Compute validation loss for Faster RCNN

Hi, I’m doing object detection on a custom dataset using transfer learning from a pretrained Faster RCNN model.
I would like to compute validation loss at the end of each epoch. How can this be done?

If I run the code below (model in training mode) I get losses, but dropout isn’t deactivated, so I am wondering how ‘valid’ are these loss values. And running the model in eval mode only returns the predictions.

model.train()
for images, targets in data_loader_val:
    images = [image.to(device) for image in images]
    targets = [{k: v.to(device) for k, v in t.items()} for t in targets]

    with torch.no_grad():
        val_loss_dict = model(images, targets)
        print(val_loss_dict)
1 Like

I’m wondering the same thing. Did you find a solution? I was thinking of forcing the training mode on only some submodules (the ones that output losses).

I thought it through and came to the conclusion that validation loss is only meaningful when considered relatively to training loss. Training loss is computed with dropouts too, so they are comparable.

I guess for dropout I might be ok, but in general wouldn’t that screw modules like batch norm that keep running estimates?

Hello,

Did you reach any conclusion? I am working also at object detection in my custom dataset and I would like to check validation and training losses evolution, but I’m not sure if it is a good practice to use the .train() mode during evaluation.

@mapostig No, I guess it’s not a good practice to use model.train() mode in evaluation. You can use the same custom dataset class to create a different dataset loader for your evaluation dataset.

for phase in ['train','val']:
    if phase == 'train':
        model.train()
        #Training Part with backprog
    else:
        model.eval()
        #Just a forward Pass.

Some layers like Dropout and batch Norm will behaves differently under model.eval().
Further you can look to this discussion.

1 Like

Even Iam stuck at the same place. Is it possible to calculate validation loss properly?

@loicdtx did u got any solution for this problem

@Arun_Mohan, validation loss is just there to control for overfit during training; it has no analytical value. It’s therefore completely fine to compute it like I did in the original post (model in train mode and gradient deactivated).

3 Likes

@loicdtx thanks…Even I tried the same way. I think it is not an issue.

While I agree with those above arguing that train mode validation loss calculation is fine, there still a serious efficiency problem here.
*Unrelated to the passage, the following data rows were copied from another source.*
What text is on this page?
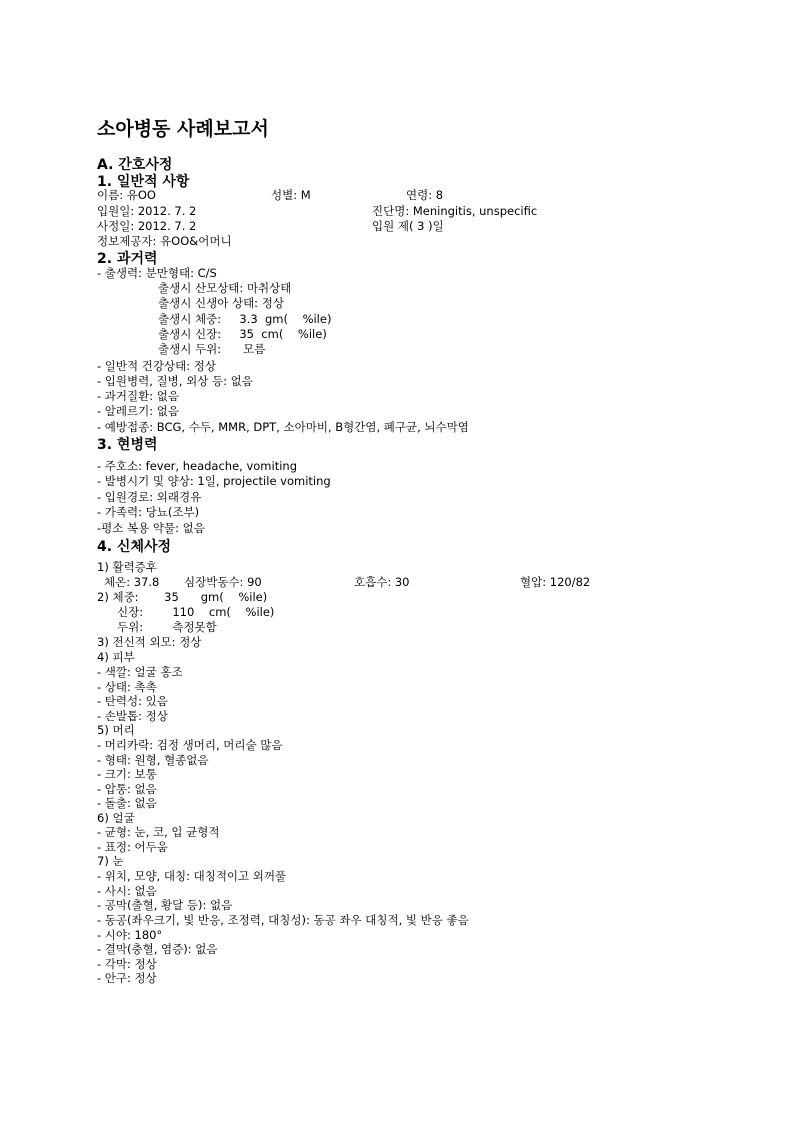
소아병동 사례보고서
A. 간호사정
1. 일반적 사항
이름: 유OO	성별: M	연령: 8
입원일: 2012. 7. 2	진단명: Meningitis, unspecific
사정일: 2012. 7. 2	입원 제( 3 )일
정보제공자: 유OO&어머니
2. 과거력
- 출생력: 분만형태: C/S
출생시 산모상태: 마취상태
출생시 신생아 상태: 정상
출생시 체중:     3.3  gm(    %ile)
출생시 신장:     35  cm(    %ile)
출생시 두위:      모름
- 일반적 건강상태: 정상
- 입원병력, 질병, 외상 등: 없음
- 과거질환: 없음
- 알레르기: 없음
- 예방접종: BCG, 수두, MMR, DPT, 소아마비, B형간염, 폐구균, 뇌수막염
3. 현병력
- 주호소: fever, headache, vomiting
- 발병시기 및 양상: 1일, projectile vomiting
- 입원경로: 외래경유
- 가족력: 당뇨(조부)
-평소 복용 약물: 없음
4. 신체사정
1) 활력증후
체온: 37.8 심장박동수: 90	호흡수: 30	혈압: 120/82
2) 체중:       35      gm(    %ile)
신장:        110    cm(    %ile)
두위:        측정못함
3) 전신적 외모: 정상
4) 피부
- 색깔: 얼굴 홍조
- 상태: 촉촉
- 탄력성: 있음
- 손발톱: 정상
5) 머리
- 머리카락: 검정 생머리, 머리숱 많음
- 형태: 원형, 혈종없음
- 크기: 보통
- 압통: 없음
- 돌출: 없음
6) 얼굴
- 균형: 눈, 코, 입 균형적
- 표정: 어두움
7) 눈
- 위치, 모양, 대칭: 대칭적이고 외꺼풀
- 사시: 없음
- 공막(출혈, 황달 등): 없음
- 동공(좌우크기, 빛 반응, 조정력, 대칭성): 동공 좌우 대칭적, 빛 반응 좋음
- 시야: 180°
- 결막(충혈, 염증): 없음
- 각막: 정상
- 안구: 정상
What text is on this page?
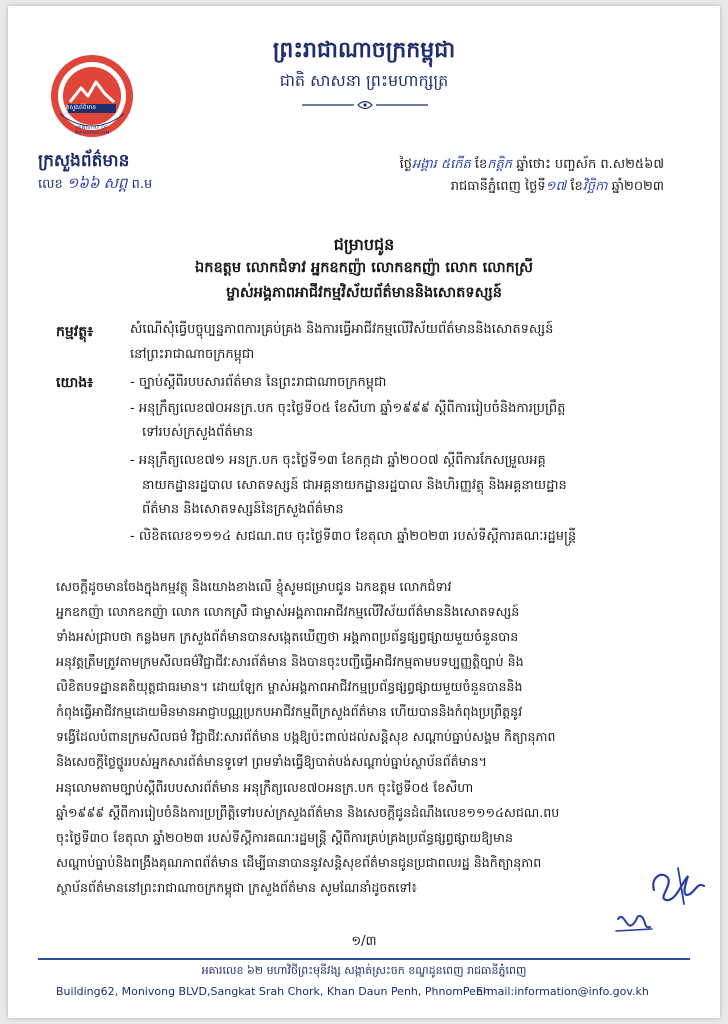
ព្រះរាជាណាចក្រកម្ពុជា
ជាតិ សាសនា ព្រះមហាក្សត្រ
ក្រសួងព័ត៌មាន
MINISTRY OF INFORMATION
ក្រសួងព័ត៌មាន
លេខ ១៦៦ សព្ត ព.ម
ថ្ងៃអង្គារ ៥កើត ខែកត្តិក ឆ្នាំថោះ បញ្ចស័ក ព.ស២៥៦៧
រាជធានីភ្នំពេញ ថ្ងៃទី១៧ ខែវិច្ឆិកា ឆ្នាំ២០២៣
ជម្រាបជូន
ឯកឧត្តម លោកជំទាវ អ្នកឧកញ៉ា លោកឧកញ៉ា លោក លោកស្រី
ម្ចាស់អង្គភាពអាជីវកម្មវិស័យព័ត៌មាននិងសោតទស្សន៍
កម្មវត្ថុ៖	សំណើសុំធ្វើបច្ចុប្បន្នភាពការគ្រប់គ្រង និងការធ្វើអាជីវកម្មលើវិស័យព័ត៌មាននិងសោតទស្សន៍
នៅព្រះរាជាណាចក្រកម្ពុជា
យោង៖	- ច្បាប់ស្តីពីរបបសារព័ត៌មាន នៃព្រះរាជាណាចក្រកម្ពុជា
- អនុក្រឹត្យលេខ៧០អនក្រ.បក ចុះថ្ងៃទី០៥ ខែសីហា ឆ្នាំ១៩៩៩ ស្តីពីការរៀបចំនិងការប្រព្រឹត្ត
ទៅរបស់ក្រសួងព័ត៌មាន
- អនុក្រឹត្យលេខ៧១ អនក្រ.បក ចុះថ្ងៃទី១៣ ខែកក្កដា ឆ្នាំ២០០៧ ស្តីពីការកែសម្រួលអគ្គ
នាយកដ្ឋានរដ្ឋបាល សោតទស្សន៍ ជាអគ្គនាយកដ្ឋានរដ្ឋបាល និងហិរញ្ញវត្ថុ និងអគ្គនាយដ្ឋាន
ព័ត៌មាន និងសោតទស្សន៍នៃក្រសួងព័ត៌មាន
- លិខិតលេខ១១១៤ សជណ.ពប ចុះថ្ងៃទី៣០ ខែតុលា ឆ្នាំ២០២៣ របស់ទីស្តីការគណៈរដ្ឋមន្ត្រី
សេចក្តីដូចមានចែងក្នុងកម្មវត្ថុ និងយោងខាងលើ ខ្ញុំសូមជម្រាបជូន ឯកឧត្តម លោកជំទាវ
អ្នកឧកញ៉ា លោកឧកញ៉ា លោក លោកស្រី ជាម្ចាស់អង្គភាពអាជីវកម្មលើវិស័យព័ត៌មាននិងសោតទស្សន៍
ទាំងអស់ជ្រាបថា កន្លងមក ក្រសួងព័ត៌មានបានសង្កេតឃើញថា អង្គភាពប្រព័ន្ធផ្សព្វផ្សាយមួយចំនួនបាន
អនុវត្តត្រឹមត្រូវតាមក្រមសីលធម៌វិជ្ជាជីវៈសារព័ត៌មាន និងបានចុះបញ្ជីធ្វើអាជីវកម្មតាមបទប្បញ្ញត្តិច្បាប់ និង
លិខិតបទដ្ឋានគតិយុត្តជាធរមាន។ ដោយឡែក ម្ចាស់អង្គភាពអាជីវកម្មប្រព័ន្ធផ្សព្វផ្សាយមួយចំនួនបាននិង
កំពុងធ្វើអាជីវកម្មដោយមិនមានអាជ្ញាបណ្ណប្រកបអាជីវកម្មពីក្រសួងព័ត៌មាន ហើយបាននិងកំពុងប្រព្រឹត្តនូវ
ទង្វើដែលបំពានក្រមសីលធម៌ វិជ្ជាជីវៈសារព័ត៌មាន បង្កឱ្យប៉ះពាល់ដល់សន្តិសុខ សណ្តាប់ធ្នាប់សង្គម កិត្យានុភាព
និងសេចក្តីថ្លៃថ្នូររបស់អ្នកសារព័ត៌មានទូទៅ ព្រមទាំងធ្វើឱ្យបាត់បង់សណ្តាប់ធ្នាប់ស្ថាប័នព័ត៌មាន។
អនុលោមតាមច្បាប់ស្តីពីរបបសារព័ត៌មាន អនុក្រឹត្យលេខ៧០អនក្រ.បក ចុះថ្ងៃទី០៥ ខែសីហា
ឆ្នាំ១៩៩៩ ស្តីពីការរៀបចំនិងការប្រព្រឹត្តិទៅរបស់ក្រសួងព័ត៌មាន និងសេចក្តីជូនដំណឹងលេខ១១១៤សជណ.ពប
ចុះថ្ងៃទី៣០ ខែតុលា ឆ្នាំ២០២៣ របស់ទីស្តីការគណៈរដ្ឋមន្ត្រី ស្តីពីការគ្រប់គ្រងប្រព័ន្ធផ្សព្វផ្សាយឱ្យមាន
សណ្តាប់ធ្នាប់និងពង្រឹងគុណភាពព័ត៌មាន ដើម្បីធានាបាននូវសន្តិសុខព័ត៌មានជូនប្រជាពលរដ្ឋ និងកិត្យានុភាព
ស្ថាប័នព័ត៌មាននៅព្រះរាជាណាចក្រកម្ពុជា ក្រសួងព័ត៌មាន សូមណែនាំដូចតទៅ៖
១/៣
អគារលេខ ៦២ មហាវិថីព្រះមុនីវង្ស សង្កាត់ស្រះចក ខណ្ឌដូនពេញ រាជធានីភ្នំពេញ
Building62, Monivong BLVD,Sangkat Srah Chork, Khan Daun Penh, PhnomPenh
E-mail:information@info.gov.kh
If you also want the model outputs (for tracking IOU, accuracy, etc., which is often the case), then you need to run inference twice. Training mode for the loss, and eval mode for the outputs. Would be better to have both with a single pass!

2 Likes

I posted a hacky solution on StackOverflow to get both outputs and losses in a single pass: https://stackoverflow.com/questions/60339336/validation-loss-for-pytorch-faster-rcnn/65347721#65347721

Hi @Usama_Hasan,

Thanks for your answer. I am using the pretrained Faster RCNN model, and I see that the BatchNormalization Layers are Frozen:

FasterRCNN(
  (transform): GeneralizedRCNNTransform()
  (backbone): BackboneWithFPN(
    (body): IntermediateLayerGetter(
      (conv1): Conv2d(3, 64, kernel_size=(7, 7), stride=(2, 2), padding=(3, 3), bias=False)
      (bn1): FrozenBatchNorm2d()
      (relu): ReLU(inplace=True)
      (maxpool): MaxPool2d(kernel_size=3, stride=2, padding=1, dilation=1, ceil_mode=False)
      (layer1): Sequential(
        (0): Bottleneck(
          (conv1): Conv2d(64, 64, kernel_size=(1, 1), stride=(1, 1), bias=False)
          (bn1): FrozenBatchNorm2d()
          (conv2): Conv2d(64, 64, kernel_size=(3, 3), stride=(1, 1), padding=(1, 1), bias=False)
          (bn2): FrozenBatchNorm2d()
          (conv3): Conv2d(64, 256, kernel_size=(1, 1), stride=(1, 1), bias=False)
          (bn3): FrozenBatchNorm2d()
          (relu): ReLU(inplace=True)
          (downsample): Sequential(
            (0): Conv2d(64, 256, kernel_size=(1, 1), stride=(1, 1), bias=False)
            (1): FrozenBatchNorm2d()
          )
        )

Then it should not affect the running stats right?

Hey @coolcucumber94 , You’re right it won’t affect the running stats.
Plus you can add your code inside code section or just write them between triple comas, it helps in debugging and understanding code.

Thanks for the reply.

Was this found to be appropriate? I’ve been told that batch norm layers and dropout needs to be in eval() mode, however, I’m only interested in calculating validation loss to save the “best” model

1 Like